Membahas sisi riba memang lebih mudah. Tinggal mencomot dari ayat-ayat di kitab suci. Atau pendapat para ulama.
Tapi mendalami masalah keuangan lebih sulit. Perlu kecerdasan. Bahkan lebih dari itu: perlu pengalaman. Yakni pengalaman memegang uang. Juga pengalaman memegang pembukuan. Termasuk mengelola anggaran dan membuat neraca –setidaknya bisa membaca neraca keuangan.
Maka wajar kalau membahas sisi riba bunga pinjaman lebih bersemangat. Termasuk dalam memandang kegagalan usaha. Terutama bila usaha itu gagal akibat tidak mampu membayar cicilan dan bunga.
Dengan mudah kegagalan seperti itu dianggap sebagai laknat akibat ”menjalankan praktik riba”.
Bisa jadi riba atau tidak riba sebenarnya tergantung pada kemampuan pengusaha muslim dalam memahami masalah keuangan. Termasuk bagaimana berdisiplin dalam memegang prinsip keuangan.

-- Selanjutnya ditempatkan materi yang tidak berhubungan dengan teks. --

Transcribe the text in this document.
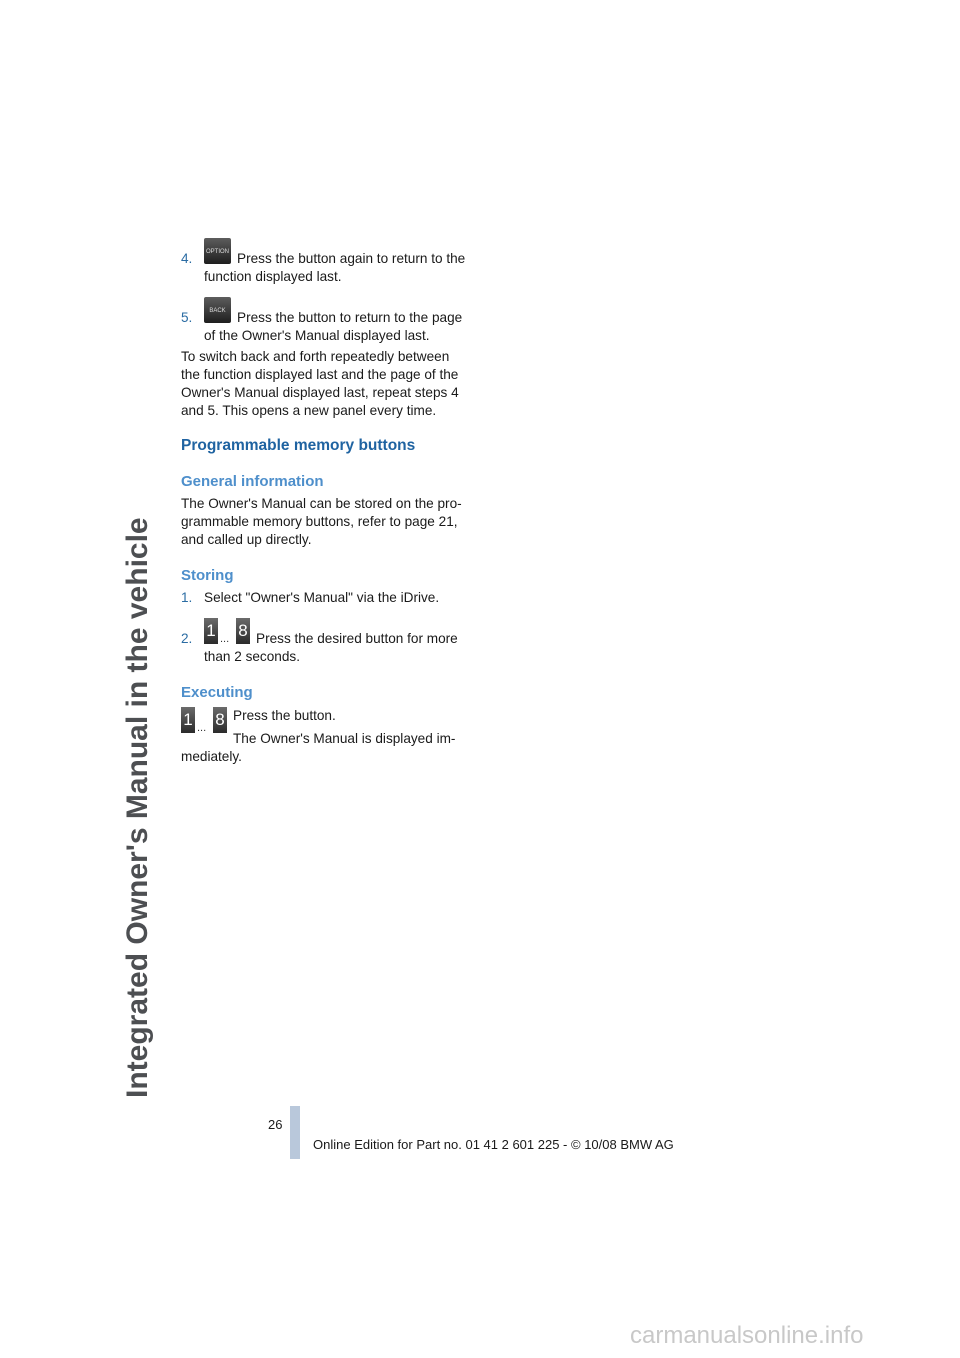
Integrated Owner's Manual in the vehicle
4.	OPTION Press the button again to return to the
function displayed last.
5.	BACK Press the button to return to the page
of the Owner's Manual displayed last.
To switch back and forth repeatedly between
the function displayed last and the page of the
Owner's Manual displayed last, repeat steps 4
and 5. This opens a new panel every time.
Programmable memory buttons
General information
The Owner's Manual can be stored on the pro-
grammable memory buttons, refer to page 21,
and called up directly.
Storing
1. Select "Owner's Manual" via the iDrive.
2. 1 ... 8 Press the desired button for more
than 2 seconds.
Executing
1 ... 8 Press the button.
The Owner's Manual is displayed im-
mediately.
26
Online Edition for Part no. 01 41 2 601 225 - © 10/08 BMW AG
carmanualsonline.info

Misalnya: Anda minta pinjaman ke bank. Dengan bunga 12 persen/tahun. Seseorang yang memahami keuangan tentu tahu: jenis usaha yang akan dibiayai haruslah mendapat keuntungan lebih 12 persen/tahun.
Dengan demikian masih ada laba setelah dipotong untuk membayar utang dan bunga.
Dalam hal demikian maka pinjaman dan bunga itu lebih cenderung masuk kategori ”tolong-menolong”. Anda minta tolong bank untuk memberi modal. Bank pun menolong Anda. Anda juga menolong bank untuk mendapatkan bunga. Usaha Anda lancar. Anda berkembang. Bank juga bertumbuh –lalu bisa menolong yang lain lagi.
Persoalan muncul ketika emosi berbicara: begitu Anda menerima banyak uang dari bank Anda pun menggunakan sebagian uang tersebut di luar yang sudah ditentukan. Misalnya untuk membeli mobil baru. Atau kawin lagi.
Akibatnya dana untuk usaha menjadi berkurang. Sebagian habis untuk membiayai emosi. Saya setuju kalau membayar bunga untuk memuaskan emosi seperti itu dikategorikan riba.
Pinjaman berbunga menjadi riba juga manakala si peminjam tidak tahu risiko akibat pinjaman berbunga itu.
Seorang peminjam berbunga harus tahu risikonya: termasuk risiko kehilangan jaminan bila mana gagal bayar.
Panjang sekali diskusi itu. Kami belum menemukan rumusan yang konkret. Sodiq sendiri belum akan pinjam uang bank dalam waktu dekat. Ia pernah punya. Pernah bermasalah. Bangkrut. Lalu bangkit lagi. Ketika bangkrut ia masih sangat muda. Mudah untuk bangkit kembali.
Kini usahanya besar –untuk ukuran UMKM: di bidang gordijn. Karyawannya lebih 20 orang. Bisa menyekolahkan anak di Urbana, Illinois, selatan Chicago. Anak keduanya juga akan kuliah di MIT Boston. Anak ketiga masih remaja.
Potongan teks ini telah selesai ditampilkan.